==In Progress==


==To Do Now==

* Extract a DeliciousExt data-set with the additional constraint that the chosen del.icio.us tags must also be extractive key-phrases for the documents collected.
<br>

* List all features currently used by machine learning.  [[Feature List]]
** ? Include log(1+x) as a feature, in addition to x ?

* Label 100 documents and re-train model (e.g., with Slashdot-type comments)

* Profile freq. of occurrence of features using Weka

* Continue feature engineering to improve classification performance using n-fold cross-validation.

* Work on extraction of keyphrases from multiple documents (e.g., cluster of documents)

* Create a Java interface to support clustering of news items that have been read
** Save each read news item and document as a "FENA" (Features of Entry and Article) XML file.
** include meta-data such as time spent, etc.

==To Do Next==

* Revisit the [[pre-requisites for going public and gathering data from others]].

* Add a button to the RSSOwl interface so that users can give feedback on their interest level in a given news story: like / dislike / neutral .  We would like to think about how to incorporate this sort of preference info. into the clustering algorithm.

* Add a suggestion dialog box

* Add results page to design document.

* Investigate automatic feature binarization for Weka to enable use of other classifiers (e.g., maxent)

==To Do At Some Later Date==

* Add the category field of a feed entry to the learning algorithm

* Add menu option to ban  a Wikipedia category

* Add position features for machine learning.

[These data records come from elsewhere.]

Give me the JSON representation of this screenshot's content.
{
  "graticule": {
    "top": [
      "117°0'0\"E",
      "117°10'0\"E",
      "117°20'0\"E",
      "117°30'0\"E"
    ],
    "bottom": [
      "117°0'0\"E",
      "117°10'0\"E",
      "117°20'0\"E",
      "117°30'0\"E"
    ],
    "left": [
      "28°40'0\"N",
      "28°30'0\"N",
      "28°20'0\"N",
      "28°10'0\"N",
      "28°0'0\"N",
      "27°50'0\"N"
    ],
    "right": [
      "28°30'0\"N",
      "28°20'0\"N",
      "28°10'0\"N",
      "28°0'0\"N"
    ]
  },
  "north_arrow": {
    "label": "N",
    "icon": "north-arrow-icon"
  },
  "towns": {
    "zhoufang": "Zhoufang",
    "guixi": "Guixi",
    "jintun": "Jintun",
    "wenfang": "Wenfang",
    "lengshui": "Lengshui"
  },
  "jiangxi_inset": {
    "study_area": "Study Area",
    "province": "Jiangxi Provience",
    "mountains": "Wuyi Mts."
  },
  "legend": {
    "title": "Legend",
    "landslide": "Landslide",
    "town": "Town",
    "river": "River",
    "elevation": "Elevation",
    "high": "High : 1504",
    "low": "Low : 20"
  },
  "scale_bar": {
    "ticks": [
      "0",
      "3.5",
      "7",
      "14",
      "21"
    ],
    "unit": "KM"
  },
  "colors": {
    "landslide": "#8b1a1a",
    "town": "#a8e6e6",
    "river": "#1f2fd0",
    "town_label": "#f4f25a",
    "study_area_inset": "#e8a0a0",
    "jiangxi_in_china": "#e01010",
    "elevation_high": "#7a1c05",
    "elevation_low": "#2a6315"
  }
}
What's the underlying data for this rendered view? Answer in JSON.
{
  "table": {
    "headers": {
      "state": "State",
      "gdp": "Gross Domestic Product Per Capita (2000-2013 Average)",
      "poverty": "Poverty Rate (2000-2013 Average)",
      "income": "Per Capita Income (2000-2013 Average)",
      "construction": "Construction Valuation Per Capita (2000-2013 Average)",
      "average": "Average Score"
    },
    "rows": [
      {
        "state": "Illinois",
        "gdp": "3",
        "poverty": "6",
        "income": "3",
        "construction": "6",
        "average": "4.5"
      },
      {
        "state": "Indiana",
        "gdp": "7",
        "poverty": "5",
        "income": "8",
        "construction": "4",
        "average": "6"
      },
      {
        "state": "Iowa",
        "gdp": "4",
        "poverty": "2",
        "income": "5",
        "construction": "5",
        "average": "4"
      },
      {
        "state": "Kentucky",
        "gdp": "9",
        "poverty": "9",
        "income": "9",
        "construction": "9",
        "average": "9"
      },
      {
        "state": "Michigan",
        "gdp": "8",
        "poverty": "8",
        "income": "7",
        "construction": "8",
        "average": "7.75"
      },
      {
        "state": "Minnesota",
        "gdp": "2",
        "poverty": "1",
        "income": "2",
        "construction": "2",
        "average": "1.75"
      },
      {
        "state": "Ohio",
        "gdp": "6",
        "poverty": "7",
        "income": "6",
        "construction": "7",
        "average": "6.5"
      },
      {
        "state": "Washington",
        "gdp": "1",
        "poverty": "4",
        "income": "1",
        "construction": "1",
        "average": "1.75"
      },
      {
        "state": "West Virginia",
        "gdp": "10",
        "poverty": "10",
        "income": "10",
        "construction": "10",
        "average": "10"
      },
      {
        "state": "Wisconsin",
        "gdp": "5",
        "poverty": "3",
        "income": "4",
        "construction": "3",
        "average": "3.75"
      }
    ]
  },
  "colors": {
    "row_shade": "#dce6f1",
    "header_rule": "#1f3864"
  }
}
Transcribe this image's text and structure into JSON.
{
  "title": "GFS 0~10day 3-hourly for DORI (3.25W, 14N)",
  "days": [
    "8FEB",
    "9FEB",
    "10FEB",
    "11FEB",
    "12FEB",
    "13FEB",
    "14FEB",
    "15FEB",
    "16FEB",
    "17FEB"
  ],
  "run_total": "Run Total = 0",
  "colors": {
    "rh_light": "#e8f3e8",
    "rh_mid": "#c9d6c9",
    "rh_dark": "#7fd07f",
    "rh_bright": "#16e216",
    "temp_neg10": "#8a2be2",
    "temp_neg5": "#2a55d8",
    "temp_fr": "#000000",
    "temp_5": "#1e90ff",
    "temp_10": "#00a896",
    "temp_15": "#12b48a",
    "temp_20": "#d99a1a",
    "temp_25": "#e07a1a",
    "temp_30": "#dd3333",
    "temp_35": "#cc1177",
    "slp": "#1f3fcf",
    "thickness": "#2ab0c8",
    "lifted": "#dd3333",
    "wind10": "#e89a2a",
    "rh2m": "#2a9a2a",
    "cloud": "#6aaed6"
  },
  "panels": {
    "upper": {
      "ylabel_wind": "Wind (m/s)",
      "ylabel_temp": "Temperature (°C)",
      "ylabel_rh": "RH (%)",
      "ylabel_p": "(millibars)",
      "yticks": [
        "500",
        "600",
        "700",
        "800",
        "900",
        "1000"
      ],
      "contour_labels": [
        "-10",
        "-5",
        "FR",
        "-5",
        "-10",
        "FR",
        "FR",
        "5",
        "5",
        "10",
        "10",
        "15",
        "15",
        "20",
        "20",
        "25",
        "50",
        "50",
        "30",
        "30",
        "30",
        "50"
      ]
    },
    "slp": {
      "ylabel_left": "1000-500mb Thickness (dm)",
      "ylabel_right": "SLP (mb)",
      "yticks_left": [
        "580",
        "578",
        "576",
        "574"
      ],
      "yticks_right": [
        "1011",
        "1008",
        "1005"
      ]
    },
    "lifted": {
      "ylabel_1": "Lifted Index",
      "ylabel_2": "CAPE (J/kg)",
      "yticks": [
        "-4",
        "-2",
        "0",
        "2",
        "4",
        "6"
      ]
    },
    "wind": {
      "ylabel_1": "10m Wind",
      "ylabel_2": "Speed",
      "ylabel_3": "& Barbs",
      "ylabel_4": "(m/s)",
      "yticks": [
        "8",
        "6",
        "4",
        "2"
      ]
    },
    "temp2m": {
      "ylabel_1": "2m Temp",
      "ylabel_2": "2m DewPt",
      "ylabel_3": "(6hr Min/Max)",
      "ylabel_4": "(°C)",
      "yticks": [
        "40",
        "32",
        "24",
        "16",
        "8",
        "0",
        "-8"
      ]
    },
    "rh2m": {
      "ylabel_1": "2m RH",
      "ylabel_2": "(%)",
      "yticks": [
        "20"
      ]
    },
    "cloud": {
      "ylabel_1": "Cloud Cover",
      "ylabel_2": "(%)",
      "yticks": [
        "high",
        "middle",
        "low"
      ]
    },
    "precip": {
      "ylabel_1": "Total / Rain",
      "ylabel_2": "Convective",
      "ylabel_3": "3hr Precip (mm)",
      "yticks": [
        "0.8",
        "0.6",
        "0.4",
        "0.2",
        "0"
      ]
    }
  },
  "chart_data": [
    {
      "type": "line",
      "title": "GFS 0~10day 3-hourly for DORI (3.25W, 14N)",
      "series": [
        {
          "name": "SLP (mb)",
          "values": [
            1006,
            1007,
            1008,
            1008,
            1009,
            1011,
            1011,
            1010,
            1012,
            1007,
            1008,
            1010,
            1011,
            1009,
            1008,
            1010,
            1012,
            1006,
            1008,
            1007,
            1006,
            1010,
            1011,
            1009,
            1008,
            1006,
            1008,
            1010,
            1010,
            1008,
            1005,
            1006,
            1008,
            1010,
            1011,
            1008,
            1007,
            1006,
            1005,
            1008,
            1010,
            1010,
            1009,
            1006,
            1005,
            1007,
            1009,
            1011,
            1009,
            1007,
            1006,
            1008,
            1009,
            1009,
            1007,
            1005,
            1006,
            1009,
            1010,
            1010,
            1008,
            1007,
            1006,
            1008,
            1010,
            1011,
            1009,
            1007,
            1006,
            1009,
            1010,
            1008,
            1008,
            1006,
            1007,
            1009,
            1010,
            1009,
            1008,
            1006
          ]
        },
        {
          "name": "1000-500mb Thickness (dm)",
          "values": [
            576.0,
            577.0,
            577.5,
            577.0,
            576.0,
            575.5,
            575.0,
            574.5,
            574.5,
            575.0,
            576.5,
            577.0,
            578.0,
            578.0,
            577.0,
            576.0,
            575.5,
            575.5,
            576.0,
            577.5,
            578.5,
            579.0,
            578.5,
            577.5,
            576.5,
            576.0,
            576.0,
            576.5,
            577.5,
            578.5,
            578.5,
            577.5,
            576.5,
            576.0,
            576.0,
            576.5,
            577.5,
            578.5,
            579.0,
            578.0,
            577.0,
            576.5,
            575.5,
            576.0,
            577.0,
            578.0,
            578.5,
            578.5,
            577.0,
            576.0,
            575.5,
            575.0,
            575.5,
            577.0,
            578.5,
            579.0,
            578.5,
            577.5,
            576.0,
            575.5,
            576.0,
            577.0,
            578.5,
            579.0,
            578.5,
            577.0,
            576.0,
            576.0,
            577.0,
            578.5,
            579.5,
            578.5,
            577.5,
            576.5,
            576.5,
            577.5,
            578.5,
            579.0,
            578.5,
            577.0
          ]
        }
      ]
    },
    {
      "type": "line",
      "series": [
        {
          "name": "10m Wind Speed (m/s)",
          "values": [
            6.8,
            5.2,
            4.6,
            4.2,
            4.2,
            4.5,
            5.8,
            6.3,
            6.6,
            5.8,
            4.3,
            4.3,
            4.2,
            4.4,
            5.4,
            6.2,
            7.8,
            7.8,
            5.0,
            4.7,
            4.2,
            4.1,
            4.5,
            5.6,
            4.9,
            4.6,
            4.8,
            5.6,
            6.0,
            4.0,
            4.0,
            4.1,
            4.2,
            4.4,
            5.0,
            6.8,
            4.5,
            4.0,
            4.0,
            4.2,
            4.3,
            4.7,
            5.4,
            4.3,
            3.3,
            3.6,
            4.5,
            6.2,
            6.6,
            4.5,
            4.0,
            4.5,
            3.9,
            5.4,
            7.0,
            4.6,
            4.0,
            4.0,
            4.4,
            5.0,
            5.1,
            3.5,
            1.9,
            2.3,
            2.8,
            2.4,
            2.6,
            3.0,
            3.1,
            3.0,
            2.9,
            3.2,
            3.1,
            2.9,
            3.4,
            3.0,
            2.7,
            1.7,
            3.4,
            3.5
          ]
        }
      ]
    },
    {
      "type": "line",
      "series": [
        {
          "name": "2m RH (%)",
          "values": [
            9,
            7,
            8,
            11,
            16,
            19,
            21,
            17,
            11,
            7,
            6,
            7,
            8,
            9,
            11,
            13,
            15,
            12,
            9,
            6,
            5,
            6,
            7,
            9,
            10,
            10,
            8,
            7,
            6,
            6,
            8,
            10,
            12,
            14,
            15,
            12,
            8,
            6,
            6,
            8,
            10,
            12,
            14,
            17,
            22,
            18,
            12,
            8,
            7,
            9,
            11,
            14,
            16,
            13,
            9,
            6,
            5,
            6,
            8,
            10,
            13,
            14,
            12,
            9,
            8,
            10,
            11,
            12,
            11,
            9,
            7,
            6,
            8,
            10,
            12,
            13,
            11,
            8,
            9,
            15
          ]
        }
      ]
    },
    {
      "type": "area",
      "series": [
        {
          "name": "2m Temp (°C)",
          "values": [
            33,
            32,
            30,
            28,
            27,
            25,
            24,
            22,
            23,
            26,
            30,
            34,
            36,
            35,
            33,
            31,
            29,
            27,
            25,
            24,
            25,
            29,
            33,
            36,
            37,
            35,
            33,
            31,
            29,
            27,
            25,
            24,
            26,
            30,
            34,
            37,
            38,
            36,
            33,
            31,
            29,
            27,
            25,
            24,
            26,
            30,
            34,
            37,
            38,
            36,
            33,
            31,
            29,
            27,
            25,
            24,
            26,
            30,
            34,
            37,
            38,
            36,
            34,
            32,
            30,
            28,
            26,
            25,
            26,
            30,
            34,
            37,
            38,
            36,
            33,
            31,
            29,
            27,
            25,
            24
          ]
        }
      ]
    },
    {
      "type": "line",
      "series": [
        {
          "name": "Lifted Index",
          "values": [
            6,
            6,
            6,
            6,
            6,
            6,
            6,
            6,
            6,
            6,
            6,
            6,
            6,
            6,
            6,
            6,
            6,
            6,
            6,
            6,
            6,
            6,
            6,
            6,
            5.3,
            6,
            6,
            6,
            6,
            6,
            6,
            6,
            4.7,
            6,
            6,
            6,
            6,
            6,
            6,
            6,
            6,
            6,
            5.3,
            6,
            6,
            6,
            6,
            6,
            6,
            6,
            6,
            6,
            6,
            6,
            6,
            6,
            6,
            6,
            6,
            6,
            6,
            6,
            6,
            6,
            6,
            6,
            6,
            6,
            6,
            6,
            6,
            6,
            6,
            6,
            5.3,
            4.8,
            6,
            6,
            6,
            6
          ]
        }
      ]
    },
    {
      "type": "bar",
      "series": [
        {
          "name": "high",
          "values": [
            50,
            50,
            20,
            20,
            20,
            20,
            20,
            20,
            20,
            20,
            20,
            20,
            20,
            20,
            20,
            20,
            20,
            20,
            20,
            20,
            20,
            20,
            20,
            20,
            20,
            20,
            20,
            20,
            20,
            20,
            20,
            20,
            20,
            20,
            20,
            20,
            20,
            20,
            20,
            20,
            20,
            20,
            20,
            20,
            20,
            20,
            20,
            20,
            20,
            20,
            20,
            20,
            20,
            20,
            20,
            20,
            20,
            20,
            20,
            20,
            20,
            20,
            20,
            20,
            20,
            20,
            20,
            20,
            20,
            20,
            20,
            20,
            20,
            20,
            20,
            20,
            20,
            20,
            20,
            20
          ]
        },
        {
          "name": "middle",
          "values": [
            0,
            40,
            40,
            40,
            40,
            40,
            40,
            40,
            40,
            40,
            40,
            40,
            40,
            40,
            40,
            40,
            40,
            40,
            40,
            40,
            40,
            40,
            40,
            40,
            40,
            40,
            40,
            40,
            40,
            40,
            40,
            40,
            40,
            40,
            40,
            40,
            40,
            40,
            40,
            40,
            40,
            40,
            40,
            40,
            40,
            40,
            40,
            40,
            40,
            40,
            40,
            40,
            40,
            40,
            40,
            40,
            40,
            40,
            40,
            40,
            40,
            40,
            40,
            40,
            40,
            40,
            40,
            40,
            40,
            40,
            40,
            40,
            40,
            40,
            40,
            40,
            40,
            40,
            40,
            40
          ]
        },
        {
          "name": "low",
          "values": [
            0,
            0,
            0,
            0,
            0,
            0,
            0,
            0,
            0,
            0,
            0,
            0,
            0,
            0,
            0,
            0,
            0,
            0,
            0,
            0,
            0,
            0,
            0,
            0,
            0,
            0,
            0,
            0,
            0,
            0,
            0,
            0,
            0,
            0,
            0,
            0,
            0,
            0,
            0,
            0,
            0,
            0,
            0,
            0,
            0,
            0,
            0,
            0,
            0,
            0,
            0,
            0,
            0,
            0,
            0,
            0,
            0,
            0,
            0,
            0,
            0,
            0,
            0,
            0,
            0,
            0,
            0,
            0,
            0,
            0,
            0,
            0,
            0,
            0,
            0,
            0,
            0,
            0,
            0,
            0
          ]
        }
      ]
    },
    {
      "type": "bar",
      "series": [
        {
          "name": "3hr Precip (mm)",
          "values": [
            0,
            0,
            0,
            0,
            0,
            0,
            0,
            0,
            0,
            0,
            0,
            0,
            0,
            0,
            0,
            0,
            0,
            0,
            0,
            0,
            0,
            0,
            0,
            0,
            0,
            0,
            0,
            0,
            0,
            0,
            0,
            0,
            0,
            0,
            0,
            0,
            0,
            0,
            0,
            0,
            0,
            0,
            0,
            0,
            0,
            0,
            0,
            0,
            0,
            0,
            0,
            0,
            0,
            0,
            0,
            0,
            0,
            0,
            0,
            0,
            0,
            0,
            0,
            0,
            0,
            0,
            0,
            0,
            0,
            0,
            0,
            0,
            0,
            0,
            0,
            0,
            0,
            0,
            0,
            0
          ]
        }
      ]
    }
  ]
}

* Check for stop words before adding a User keyphrase (or is this handled by couldBeKeyphrase()?)

* Sentence breaking

* Try indexing into Wikipedia by single terms, and combinations, and grab all the search results and combine them into something. Prefer all terms first.

* Use Lingpipe named-entity detector as a feature

* Integrate fully into the GUI, recognizing user settings, languages, etc.

* Sync with the newest RSSOwl codebase

* Automatically identify when an article page is just an ad; identify link to true article.

==Optional Features==

* Ignore comments

* Stop words have to be excluded?  I run out of heap space otherwise.

* Go through web page; look at the value part of attribute for either “topic” or “tag”

* Smart folder that is a “meta-feed”

==Probably Never Going Do==

* Context-menu option to add keyphrases from RSS blurb

* Lookup link text from other pages that link to the webpage, via a search engine.

==Done==

* Revisit Dan's comments on the del.icio.us data and recrawl

* Move your action list here from Word doc.

* Add the feed URL to the FENA

* Add Doc. Freq. to ARFF files

* Create Learner that saves its model to disk.

* Have the Newsreader load the classifier from disk, and use it instead of the baseline model (maybe via switch?).

* Somehow use user ratings to influence the learning model.  Maybe just have them submit user ratings for performance analysis, and use the FENA data for more training?

* Experiment using Wikipedia for better keywords.

* Get query search logs from Microsoft Research and ask them about phrase position features in the MoC model.

* Good cut-off?  I’m thinking 30%

* Validate user entered keyphrases by checking them for existence in the FENA.  What about Wikipedia non-extractive keywords?

* Load the stop words only once

* Cache the last 20 or so new item keyword data

* Grab the Wikipedia article title.

* Rate and save Wikipedia keyphrases

* Thread the GUI somehow?  How can we halt it when the user clicks rapidly?